Welcome to your week 9 pregnancy update where we outline the changes you and your baby are experiencing.
She is almost fully developed and measures approximately 2.3cm long (the size of a large olive) and weighs 2 grams. Baby’s developing limbs are taking shape, with fingers and toes nearing completion – there are even touch pads on the ends of her fingers. Eyelids have started to develop and a nose is starting to form, making a nice change from the nasal pits decorating the baby’s face of a few weeks ago.
Your baby’s neck is more developed, allowing them to slightly lift and turn their head! Your baby may now be able to touch their own face with their hand (the beginnings of thumb sucking!)
Baby’s intestines were part of the umbilical cord last week, but this week the intestines are likely to start to take form in the abdominal cavity. And hooray for that – baby’s stomach area is starting to grow and become more proportionate to her head. The diaphragm is also developing, which will be vital for when baby takes the first breath outside of your body.
Baby’s external ears are formed and her inner ears are now filled with fluid – which allows your little womb gymnast to begin developing a sense of balance. She has tiny earlobes, and her mouth, nose, and nostrils are more distinct. The placenta is developed enough now to take over most of the critical job of producing hormones. Your baby now has an anus and their ovaries or testes are well developed. However, both sexes look the same at this early stage because their external sex organs are just beginning to form.
Just like adults, all babies are different and develop at varying rates in the womb. This information gives a general idea of your baby’s development and progress.
The Mum Update
You may find yourself riding pregnancy’s emotional roller coaster, feeling moody one day and joyful the next. This, along with fatigue is normal and are caused by raging hormones and that fact that making a baby is hard work for your body.

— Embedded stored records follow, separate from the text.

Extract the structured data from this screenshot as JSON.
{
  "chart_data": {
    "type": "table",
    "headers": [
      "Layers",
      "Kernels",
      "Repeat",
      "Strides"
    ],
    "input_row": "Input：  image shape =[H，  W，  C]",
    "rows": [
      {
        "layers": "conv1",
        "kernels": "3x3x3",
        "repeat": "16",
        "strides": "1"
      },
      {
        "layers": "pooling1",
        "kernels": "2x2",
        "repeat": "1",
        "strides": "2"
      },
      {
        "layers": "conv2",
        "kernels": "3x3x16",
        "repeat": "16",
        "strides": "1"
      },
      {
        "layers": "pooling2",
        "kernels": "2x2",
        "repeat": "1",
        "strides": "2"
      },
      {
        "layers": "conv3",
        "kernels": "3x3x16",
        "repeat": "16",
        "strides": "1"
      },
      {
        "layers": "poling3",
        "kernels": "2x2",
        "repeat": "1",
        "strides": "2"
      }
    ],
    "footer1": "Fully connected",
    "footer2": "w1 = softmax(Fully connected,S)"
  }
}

Your skin needs a helping hand to survive pregnancy, too. It will become drier, and perhaps itchier, as your body loses much of its natural oils. Conversely, some women find that acne becomes a problem for them during pregnancy, even if they haven’t been bothered by it in the past, while some women notice an improvement in their acne during pregnancy. but this doesn’t happen for everyone.
Many information sources and pregnancy books will try to provide guides about the ‘recommended weight gain’ during pregnancy. These are usually along the lines of ‘putting on 2- 3 kg in the first 20 weeks, then ½ a kilo per week until the baby is due, averaging 12-14 kg in total. While this may be true for some in women, in practice this is rarely the case.
A woman’s overall weight gain when carrying a single baby may be as little as 8 kg, or as much as 20 kg. Many women carrying multiples find that their weight gain is not that much different from women having a single baby. As a guide for twins you may put on up to 15 to 20 kgs (or more) and for triplets it may be up to 20 to 25 kgs (or more). Be aware that with triplets or quads, your babies will probably be born premature (less than 37 weeks) and therefore your weight gain will generally be put on early and more quickly.